One bit of inspiration is Galileo mission running 13 years using its 6 1802's
with redundant boards. That ended prematurely due to mission saturating it
with radiation & slamming it into a planet. A similar setup fabbed on older
nodes for their extra reliability might be able to last decades.

[https://en.wikipedia.org/wiki/Galileo_(spacecraft)#Command_a...](https://en.wikipedia.org/wiki/Galileo_\(spacecraft\)#Command_and_Data_Handling_.28CDH.29)

[https://en.wikipedia.org/wiki/RCA_1802](https://en.wikipedia.org/wiki/RCA_1802)
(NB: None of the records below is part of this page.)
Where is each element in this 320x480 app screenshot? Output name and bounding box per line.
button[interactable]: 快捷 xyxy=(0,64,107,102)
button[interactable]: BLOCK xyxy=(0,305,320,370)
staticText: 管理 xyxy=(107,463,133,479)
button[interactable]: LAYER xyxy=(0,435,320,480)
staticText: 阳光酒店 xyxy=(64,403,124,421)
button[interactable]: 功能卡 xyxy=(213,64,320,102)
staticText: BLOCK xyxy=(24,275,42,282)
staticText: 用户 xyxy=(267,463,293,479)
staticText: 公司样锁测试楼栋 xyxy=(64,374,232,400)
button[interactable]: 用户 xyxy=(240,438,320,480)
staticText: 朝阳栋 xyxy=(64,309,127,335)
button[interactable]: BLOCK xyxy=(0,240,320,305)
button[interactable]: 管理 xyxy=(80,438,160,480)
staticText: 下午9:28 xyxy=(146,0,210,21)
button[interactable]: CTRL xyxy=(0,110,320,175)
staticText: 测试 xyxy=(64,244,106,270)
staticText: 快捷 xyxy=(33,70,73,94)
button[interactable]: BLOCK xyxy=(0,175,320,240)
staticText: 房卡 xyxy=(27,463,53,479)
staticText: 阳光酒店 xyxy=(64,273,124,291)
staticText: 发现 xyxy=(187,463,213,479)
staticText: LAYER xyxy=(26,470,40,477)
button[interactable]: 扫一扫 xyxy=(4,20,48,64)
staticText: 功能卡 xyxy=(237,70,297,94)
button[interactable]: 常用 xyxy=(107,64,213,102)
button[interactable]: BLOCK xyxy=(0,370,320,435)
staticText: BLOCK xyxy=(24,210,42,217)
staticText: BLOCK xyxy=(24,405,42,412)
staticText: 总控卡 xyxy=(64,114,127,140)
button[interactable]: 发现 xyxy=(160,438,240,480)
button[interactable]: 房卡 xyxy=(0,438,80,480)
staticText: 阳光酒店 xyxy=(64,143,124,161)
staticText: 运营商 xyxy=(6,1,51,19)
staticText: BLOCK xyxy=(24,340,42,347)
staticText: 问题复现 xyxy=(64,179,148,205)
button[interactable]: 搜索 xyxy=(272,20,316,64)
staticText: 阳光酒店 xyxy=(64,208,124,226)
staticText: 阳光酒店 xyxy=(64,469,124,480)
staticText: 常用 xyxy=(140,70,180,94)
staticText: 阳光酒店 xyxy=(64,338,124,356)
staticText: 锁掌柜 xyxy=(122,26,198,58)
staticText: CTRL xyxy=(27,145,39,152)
Of course, this link is talking about supporting the software and such. The
hardware itself might not need to last several decades. It might be enough to
simply design the HW architecture to be portable to whatever process node,
link into a cluster, and take over for faulty hardware. In other words,
standardize the interface on the HW and then the software. The hardware
developers could then keep making the replacements on cheapest processes.
However, I'd still recommend older, mature, simple nodes if it's safety-
critical because the extra safety can only help & they can often forgo 1+GHz
processors anyway.

Btw, what you think of a micro version of NonStop's HW/SW on inexpensive,
embedded boards?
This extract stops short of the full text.